A dataset of 216 890 genes was collected for analysis. By searching keywords associated with transport types in the annotation description, the following categories were assigned to the transport proteins: Simple, ABC, PTS, Cofactor, and oxidation-reduction (Redox). Simple is the most generic category, as it encompasses the simplest transport types: Uniport, Symport, and Antiport. These three were grouped in the same category as it was challenging to differentiate transporters characterized as “Major Facilitator Superfamily” or “porin.” Nevertheless, it was not possible to infer the transport type for around 27% of RAST’s annotations and 35% of RefSeq’s annotations, as it was not possible to automatically assume a transport type (e.g. Shikimate transporter). Moreover, regarding RefSeq’s dataset, almost 10% of the entries were not annotated. The filtered datasets included 150 949 and 134 116 transporters for RAST and RefSeq, respectively.
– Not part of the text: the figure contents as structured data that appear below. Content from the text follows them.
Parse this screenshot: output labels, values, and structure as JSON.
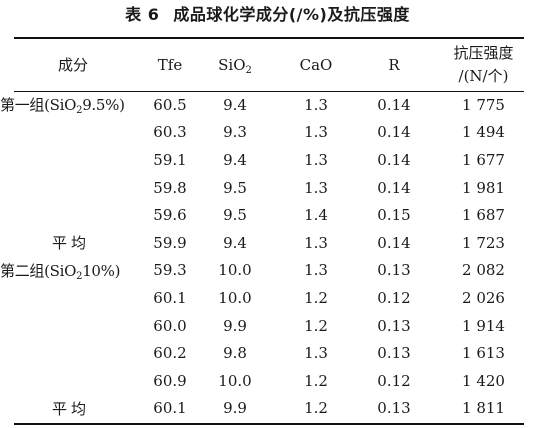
{
  "caption": {
    "label": "表 6",
    "title": "成品球化学成分(/%)及抗压强度"
  },
  "headers": {
    "component": "成分",
    "tfe": "Tfe",
    "sio2_main": "SiO",
    "sio2_sub": "2",
    "cao": "CaO",
    "r": "R",
    "strength_line1": "抗压强度",
    "strength_line2": "/(N/个)"
  },
  "groups": [
    {
      "name_prefix": "第一组(SiO",
      "name_sub": "2",
      "name_suffix": "9.5%)",
      "rows": [
        {
          "tfe": "60.5",
          "sio2": "9.4",
          "cao": "1.3",
          "r": "0.14",
          "strength": "1 775"
        },
        {
          "tfe": "60.3",
          "sio2": "9.3",
          "cao": "1.3",
          "r": "0.14",
          "strength": "1 494"
        },
        {
          "tfe": "59.1",
          "sio2": "9.4",
          "cao": "1.3",
          "r": "0.14",
          "strength": "1 677"
        },
        {
          "tfe": "59.8",
          "sio2": "9.5",
          "cao": "1.3",
          "r": "0.14",
          "strength": "1 981"
        },
        {
          "tfe": "59.6",
          "sio2": "9.5",
          "cao": "1.4",
          "r": "0.15",
          "strength": "1 687"
        }
      ],
      "average": {
        "label": "平均",
        "tfe": "59.9",
        "sio2": "9.4",
        "cao": "1.3",
        "r": "0.14",
        "strength": "1 723"
      }
    },
    {
      "name_prefix": "第二组(SiO",
      "name_sub": "2",
      "name_suffix": "10%)",
      "rows": [
        {
          "tfe": "59.3",
          "sio2": "10.0",
          "cao": "1.3",
          "r": "0.13",
          "strength": "2 082"
        },
        {
          "tfe": "60.1",
          "sio2": "10.0",
          "cao": "1.2",
          "r": "0.12",
          "strength": "2 026"
        },
        {
          "tfe": "60.0",
          "sio2": "9.9",
          "cao": "1.2",
          "r": "0.13",
          "strength": "1 914"
        },
        {
          "tfe": "60.2",
          "sio2": "9.8",
          "cao": "1.3",
          "r": "0.13",
          "strength": "1 613"
        },
        {
          "tfe": "60.9",
          "sio2": "10.0",
          "cao": "1.2",
          "r": "0.12",
          "strength": "1 420"
        }
      ],
      "average": {
        "label": "平均",
        "tfe": "60.1",
        "sio2": "9.9",
        "cao": "1.2",
        "r": "0.13",
        "strength": "1 811"
      }
    }
  ]
}
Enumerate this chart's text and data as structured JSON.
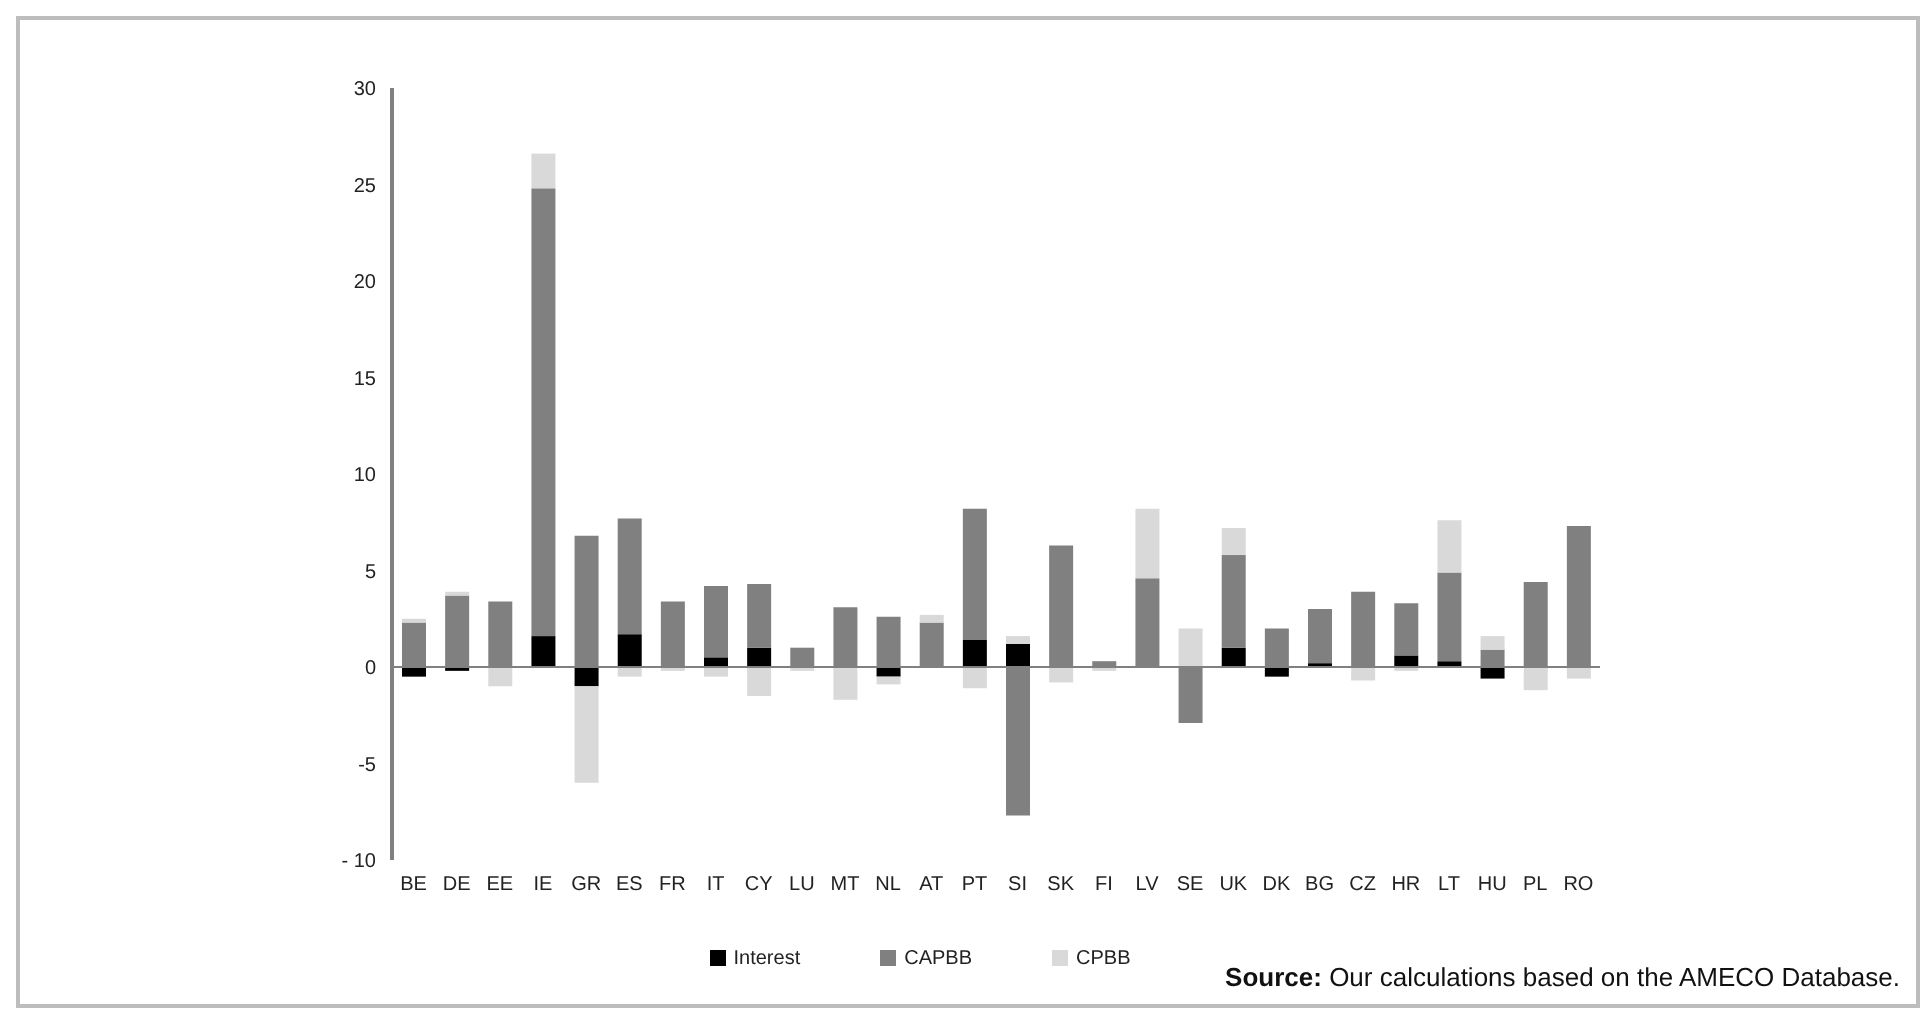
{
  "chart_data": {
    "type": "bar",
    "stacked": true,
    "categories": [
      "BE",
      "DE",
      "EE",
      "IE",
      "GR",
      "ES",
      "FR",
      "IT",
      "CY",
      "LU",
      "MT",
      "NL",
      "AT",
      "PT",
      "SI",
      "SK",
      "FI",
      "LV",
      "SE",
      "UK",
      "DK",
      "BG",
      "CZ",
      "HR",
      "LT",
      "HU",
      "PL",
      "RO"
    ],
    "series": [
      {
        "name": "Interest",
        "color": "#000000",
        "values": [
          -0.5,
          -0.2,
          0,
          1.6,
          -1.0,
          1.7,
          0,
          0.5,
          1.0,
          0,
          0,
          -0.5,
          0,
          1.4,
          1.2,
          0,
          0,
          0,
          0,
          1.0,
          -0.5,
          0.2,
          0,
          0.6,
          0.3,
          -0.6,
          0,
          0
        ]
      },
      {
        "name": "CAPBB",
        "color": "#808080",
        "values": [
          2.3,
          3.7,
          3.4,
          23.2,
          6.8,
          6.0,
          3.4,
          3.7,
          3.3,
          1.0,
          3.1,
          2.6,
          2.3,
          6.8,
          -7.7,
          6.3,
          0.3,
          4.6,
          -2.9,
          4.8,
          2.0,
          2.8,
          3.9,
          2.7,
          4.6,
          0.9,
          4.4,
          7.3
        ]
      },
      {
        "name": "CPBB",
        "color": "#d9d9d9",
        "values": [
          0.2,
          0.2,
          -1.0,
          1.8,
          -5.0,
          -0.5,
          -0.2,
          -0.5,
          -1.5,
          -0.2,
          -1.7,
          -0.4,
          0.4,
          -1.1,
          0.4,
          -0.8,
          -0.2,
          3.6,
          2.0,
          1.4,
          0,
          0,
          -0.7,
          -0.2,
          2.7,
          0.7,
          -1.2,
          -0.6
        ]
      }
    ],
    "ylim": [
      -10,
      30
    ],
    "yticks": [
      {
        "value": -10,
        "label": "- 10"
      },
      -5,
      0,
      5,
      10,
      15,
      20,
      25,
      30
    ],
    "grid": false,
    "legend": "bottom",
    "ref_lines": [
      {
        "axis": "y",
        "value": 0,
        "color": "#808080"
      }
    ],
    "annotations": [
      "Source: Our calculations based on the AMECO Database."
    ]
  }
}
According to Fig. 2, all categories match over 92% of RAST and 89% of RefSeq’s annotations. One of the cases analyzed was regarding the gene STERM_RS12595, in which RAST’s annotation is ABC transporter. In this case, TranSyT’s BLAST results assigned the gene to TC family 9.B.20. Entries assigned in TC class 9 are usually incompletely characterized and in many instances lacking a TC family generic reaction, causing TranSyT to flag TCDB’s data as unreliable for such cases and use MetaCyc instead. In this specific case, MetaCyc’s reaction was a Uniport created without human supervision. However, the compound in transport agreed with RAST’s annotation. For the same gene, RefSeq’s annotation had no reference to the transport type in its annotation and was therefore not included in the dataset.
Figure 2.
Comparison of TranSyT’s genes transport type annotation against RAST and RefSeq filtered datasets. The bars represent the percentage of genes annotated by TranSyT with identical annotation on either RAST or RefSeq
A similar approach was used to compare the compounds in the filtered dataset (Fig. 3). However, in this case, only RAST annotations were used as the annotations are generally more descriptive, and all genes had an annotation. Cytosine, sulphate, acetate, putrescine, copper, nitrate, and cellulose were selected for the study.
Figure 3.
Comparison of genes associated with the transport of seven randomly selected metabolites between TranSyT and RAST. These metabolites were selected from the shared pool of metabolites obtained with the previous assessments. The bars represent the percentage of genes annotated by TranSyT with identical annotation on RefSeq for each compound
As shown in Fig. 3, cytosine, copper, and nitrate had the lowest match rate, whereas the remaining compounds scored above 86% in agreement with RAST’s annotation. A more detailed analysis of TranSyT’s annotations for cytosine shows that 24.6% of the cases annotated as transporting this compound had the description “Cytosine/purine/uracil/thiamine/allantoin permease family protein” assigned by RAST and TC number 2.A.39.3.4 by TranSyT. For this family, TCDB only describes allantoin as transporting compound. MetaCyc’s reaction is also in agreement with TCDB, describing the homolog as “allantoin permease.”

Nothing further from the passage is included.